RealTime IT News

Vodafone Dismisses Mobile Cancer Scare

[London, ENGLAND] Mobile phone giant Vodafone has shrugged its corporate shoulders in the face of pending lawsuits by U.S. brain cancer victims, saying it will not be liable as it does not operate directly in the states where the suits have been launched.

Vodafone shares fell Thursday morning on reports that lawyer Peter Angelos, who helped win US $4.2 billion in damages from the tobacco industry in Maryland, will instigate ten claims against the mobile phone industry in California, Kentucky and Maryland.

In the U.S., Vodafone owns 45 percent of Verizon Wireless Inc., a joint U.S. venture Verizon Communications -- one of the companies that may be affected by the suits.

On Thursday Vodafone pointed out that research sponsored by the British Government this year showed there was no link between mobile phone use and brain tumors.

Nonetheless, it is a worrying time for the mobile phone companies which have paid immense sums to governments for third generation licenses -- only to face lawsuits that will certainly take time, money and effort to defend.

"The mobile phone industry is not the tobacco industry," said Michael Caldwell, a spokesman for Vodafone.

"If there were issues to be brought to the attention of our customers we would do so immediately," said Caldwell.
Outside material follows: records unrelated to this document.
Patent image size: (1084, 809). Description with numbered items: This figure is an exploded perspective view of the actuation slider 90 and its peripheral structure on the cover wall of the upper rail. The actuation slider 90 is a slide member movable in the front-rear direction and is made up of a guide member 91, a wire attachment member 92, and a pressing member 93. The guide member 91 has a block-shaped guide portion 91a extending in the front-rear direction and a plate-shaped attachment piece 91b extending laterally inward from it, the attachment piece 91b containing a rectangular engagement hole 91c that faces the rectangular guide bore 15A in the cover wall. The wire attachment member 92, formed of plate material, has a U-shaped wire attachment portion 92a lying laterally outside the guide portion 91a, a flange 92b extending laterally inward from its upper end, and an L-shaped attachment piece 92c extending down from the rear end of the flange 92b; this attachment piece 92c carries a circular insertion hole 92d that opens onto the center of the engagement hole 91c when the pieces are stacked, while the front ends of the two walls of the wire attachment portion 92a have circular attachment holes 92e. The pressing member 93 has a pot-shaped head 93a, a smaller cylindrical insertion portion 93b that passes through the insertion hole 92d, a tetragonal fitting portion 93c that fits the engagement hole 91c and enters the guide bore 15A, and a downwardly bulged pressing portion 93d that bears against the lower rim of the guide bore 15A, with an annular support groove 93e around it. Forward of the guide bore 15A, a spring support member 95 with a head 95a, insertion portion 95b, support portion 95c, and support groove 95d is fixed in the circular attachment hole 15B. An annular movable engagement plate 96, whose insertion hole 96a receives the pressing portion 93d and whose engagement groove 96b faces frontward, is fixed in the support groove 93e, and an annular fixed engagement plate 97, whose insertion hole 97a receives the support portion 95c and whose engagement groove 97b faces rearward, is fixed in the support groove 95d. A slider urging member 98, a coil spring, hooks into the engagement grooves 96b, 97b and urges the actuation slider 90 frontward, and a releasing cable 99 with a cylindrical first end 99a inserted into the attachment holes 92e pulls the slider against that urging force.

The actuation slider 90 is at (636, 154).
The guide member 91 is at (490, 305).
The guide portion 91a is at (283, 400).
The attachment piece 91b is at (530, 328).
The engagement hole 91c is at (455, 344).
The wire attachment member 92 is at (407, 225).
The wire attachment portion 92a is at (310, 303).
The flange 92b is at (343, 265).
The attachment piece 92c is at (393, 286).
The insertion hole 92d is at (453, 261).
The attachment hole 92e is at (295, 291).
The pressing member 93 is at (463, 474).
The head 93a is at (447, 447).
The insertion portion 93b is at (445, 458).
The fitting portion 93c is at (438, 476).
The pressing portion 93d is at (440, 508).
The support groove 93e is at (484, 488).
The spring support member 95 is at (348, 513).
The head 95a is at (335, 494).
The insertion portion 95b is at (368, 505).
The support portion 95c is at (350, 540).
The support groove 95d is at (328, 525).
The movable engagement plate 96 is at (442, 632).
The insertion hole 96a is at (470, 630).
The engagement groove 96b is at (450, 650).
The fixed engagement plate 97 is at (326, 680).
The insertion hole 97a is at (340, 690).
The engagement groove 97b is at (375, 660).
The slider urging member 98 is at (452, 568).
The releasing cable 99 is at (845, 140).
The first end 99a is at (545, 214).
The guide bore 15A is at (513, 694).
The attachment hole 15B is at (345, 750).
Experts will now argue that the long-running but so far unproven brain cancer scare could actually benefit companies such as Vodafone in the future -- by persuading users to switch to third generation, Internet-based equipment that does not need to be held close to the head.

In the build-up to Christmas, Vodafone went on a spending spree, investing many billions of dollars in companies in Japan, Ireland and Australia. Although its share price has dipped during 2000 it has outperformed the index for European telecommunication services.